Once again, this probability of detection assumes samples are collected roughly all at once, providing a cross-sectional picture of the circulating variant(s). For information on functions that can be used to determine the probability of detection given a periodic sampling approach, see *Estimating the sample size needed for variant monitoring:* [*periodic sampling*](V4_SampleSizePeriodic.html). To estimate the sample size given some desired probability of detection see the *Estimating the sample size needed for variant monitoring* [*cross-sectional*](V2_SampleSizeCrossSectional.html) and [*periodic*](V4_SampleSizePeriodic.html) vignettes.
##### Variant prevalence
![**Figure 2.** Other functions in the `phylosamp` package can be used to determine the confidence in our variant prevalence estimate, again assuming a single cross-sectional sample.](variant-surveillance-decision-tree-04.png){width=80%}
In some cases, we may be more interested in correctly estimating the variant frequency than simply stating its presence or absence in the population (*Figure 2*).

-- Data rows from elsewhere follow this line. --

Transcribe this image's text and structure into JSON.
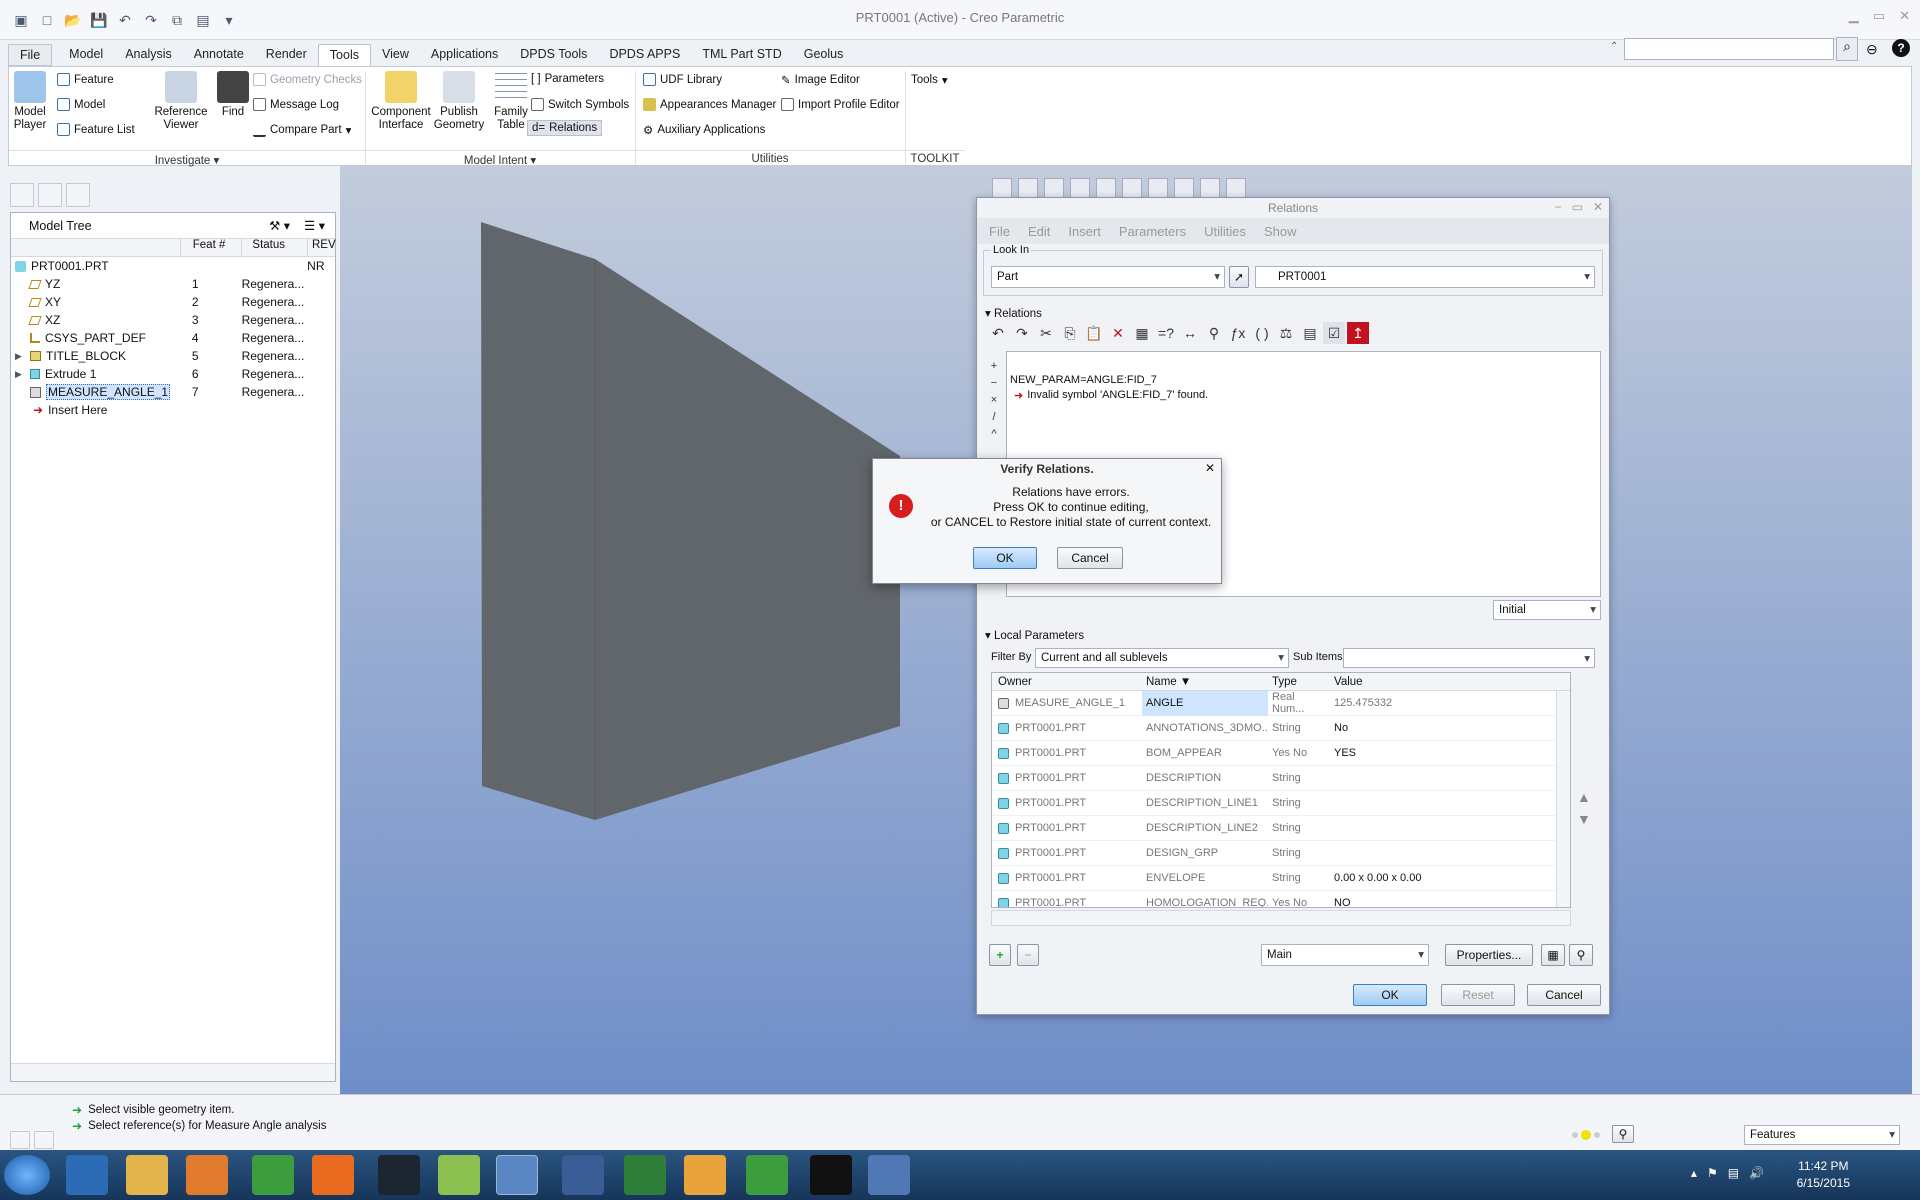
{
  "app": {
    "title": "PRT0001 (Active) - Creo Parametric"
  },
  "tabs": [
    "File",
    "Model",
    "Analysis",
    "Annotate",
    "Render",
    "Tools",
    "View",
    "Applications",
    "DPDS Tools",
    "DPDS APPS",
    "TML Part STD",
    "Geolus"
  ],
  "active_tab": "Tools",
  "ribbon": {
    "model_player": "Model Player",
    "feature": "Feature",
    "model": "Model",
    "feature_list": "Feature List",
    "reference_viewer": "Reference Viewer",
    "find": "Find",
    "geometry_checks": "Geometry Checks",
    "message_log": "Message Log",
    "compare_part": "Compare Part",
    "component_interface": "Component Interface",
    "publish_geometry": "Publish Geometry",
    "family_table": "Family Table",
    "parameters": "Parameters",
    "switch_symbols": "Switch Symbols",
    "relations": "Relations",
    "udf_library": "UDF Library",
    "appearances_manager": "Appearances Manager",
    "auxiliary_applications": "Auxiliary Applications",
    "image_editor": "Image Editor",
    "import_profile_editor": "Import Profile Editor",
    "tools": "Tools",
    "groups": {
      "investigate": "Investigate",
      "model_intent": "Model Intent",
      "utilities": "Utilities",
      "toolkit": "TOOLKIT"
    }
  },
  "model_tree": {
    "title": "Model Tree",
    "columns": [
      "Feat #",
      "Status",
      "REV"
    ],
    "root": {
      "name": "PRT0001.PRT",
      "rev": "NR"
    },
    "rows": [
      {
        "name": "YZ",
        "feat": "1",
        "status": "Regenera...",
        "icon": "datum-plane-icon"
      },
      {
        "name": "XY",
        "feat": "2",
        "status": "Regenera...",
        "icon": "datum-plane-icon"
      },
      {
        "name": "XZ",
        "feat": "3",
        "status": "Regenera...",
        "icon": "datum-plane-icon"
      },
      {
        "name": "CSYS_PART_DEF",
        "feat": "4",
        "status": "Regenera...",
        "icon": "csys-icon"
      },
      {
        "name": "TITLE_BLOCK",
        "feat": "5",
        "status": "Regenera...",
        "icon": "group-icon"
      },
      {
        "name": "Extrude 1",
        "feat": "6",
        "status": "Regenera...",
        "icon": "extrude-icon"
      },
      {
        "name": "MEASURE_ANGLE_1",
        "feat": "7",
        "status": "Regenera...",
        "icon": "measure-icon"
      }
    ],
    "insert_here": "Insert Here"
  },
  "relations": {
    "title": "Relations",
    "menu": [
      "File",
      "Edit",
      "Insert",
      "Parameters",
      "Utilities",
      "Show"
    ],
    "look_in_label": "Look In",
    "look_in_type": "Part",
    "look_in_value": "PRT0001",
    "section": "Relations",
    "code_line": "NEW_PARAM=ANGLE:FID_7",
    "error_line": "Invalid symbol 'ANGLE:FID_7' found.",
    "initial": "Initial",
    "local_params": "Local Parameters",
    "filter_by_label": "Filter By",
    "filter_by_value": "Current and all sublevels",
    "sub_items_label": "Sub Items",
    "columns": [
      "Owner",
      "Name",
      "Type",
      "Value"
    ],
    "params": [
      {
        "owner": "MEASURE_ANGLE_1",
        "name": "ANGLE",
        "type": "Real Num...",
        "value": "125.475332"
      },
      {
        "owner": "PRT0001.PRT",
        "name": "ANNOTATIONS_3DMO...",
        "type": "String",
        "value": "No"
      },
      {
        "owner": "PRT0001.PRT",
        "name": "BOM_APPEAR",
        "type": "Yes No",
        "value": "YES"
      },
      {
        "owner": "PRT0001.PRT",
        "name": "DESCRIPTION",
        "type": "String",
        "value": ""
      },
      {
        "owner": "PRT0001.PRT",
        "name": "DESCRIPTION_LINE1",
        "type": "String",
        "value": ""
      },
      {
        "owner": "PRT0001.PRT",
        "name": "DESCRIPTION_LINE2",
        "type": "String",
        "value": ""
      },
      {
        "owner": "PRT0001.PRT",
        "name": "DESIGN_GRP",
        "type": "String",
        "value": ""
      },
      {
        "owner": "PRT0001.PRT",
        "name": "ENVELOPE",
        "type": "String",
        "value": "0.00 x 0.00 x 0.00"
      },
      {
        "owner": "PRT0001.PRT",
        "name": "HOMOLOGATION_REQ...",
        "type": "Yes No",
        "value": "NO"
      }
    ],
    "main_combo": "Main",
    "properties": "Properties...",
    "ok": "OK",
    "reset": "Reset",
    "cancel": "Cancel"
  },
  "verify": {
    "title": "Verify Relations.",
    "line1": "Relations have errors.",
    "line2": "Press OK to continue editing,",
    "line3": "or CANCEL to Restore initial state of current context.",
    "ok": "OK",
    "cancel": "Cancel"
  },
  "status": {
    "msg1": "Select visible geometry item.",
    "msg2": "Select reference(s) for Measure Angle analysis",
    "filter": "Features"
  },
  "clock": {
    "time": "11:42 PM",
    "date": "6/15/2015"
  }
}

In this case, we can use the `vartrack_prob_prev()` function to determine our confidence in our estimate of variant prevalence given a fixed sample size. This function requires the user to specific a slightly different set of parameters:
| Param | Variable Name | Description |
|:-----:|:-------------:|-------------|
| **$P_{V_1}$** | p_v1 | the desired minimum variant prevalence |
| **$n$** | n | the sample size |
| **$\omega$** | omega | the sequencing success rate |
| **$d$** | precision | the desired precision in the prevalence estimate |
| **$\frac{C_{V_1}}{C_{V_2}}$** | c_ratio | the coefficient of detection ratio, calculated as the ratio of the coefficients of variant 1 to variant 2 (can be calculated using `vartrack_cod_ratio()`) |
We then can calculate confidence in the estimated prevalence as follows:
```{r calc_prob_prev}
c1_c2 <- vartrack_cod_ratio(psi_v1=0.25, psi_v2=0.4, tau_a=0.05, tau_s=0.3)
vartrack_prob_prev(p_v1=0.1, n=200, omega=0.8, precision=0.25,
c_ratio=c1_c2, sampling_freq="xsect")
```
In other words, we can be 75% confident that any estimate of prevalence of a variant we expect has at least 10% prevalence in the population is within 25% of the true value, given a sample size of 200 samples. This takes into account the fact that we expect only 80% ($\omega=0.8$) of these samples will be successfully sequenced (or otherwise characterized). It also assumes that our variant of interest has a lower asymptomatic rate than the rest of the pathogen population ($\psi_{V_1}=0.25$ vs $\psi_{V_2}=0.4$) and that the testing probability of symptomatic infections ($\tau_s=0.3$) is 6 times higher than the testing probability of asymptomatic infections ($\tau_a=0.05$), leading to a coefficient of detection ratio of 1.188.
##### Other sampling scenarios
Currently, the `phylosamp` package does not provide functionality for estimating the probability of accurately estimating variant prevalence given a periodic sampling approach (though this functionality is implemented for the probability of detection, see *Estimating the sample size needed for variant monitoring:* [*periodic sampling*](V4_SampleSizePeriodic.html)).
The package contains functionality for determining the required sample size for both detection and prevalence estimation, in the *Estimating the sample size needed for variant monitoring* [*cross-sectional*](V2_SampleSizeCrossSectional.html) and [*periodic*](V4_SampleSizePeriodic.html) vignettes.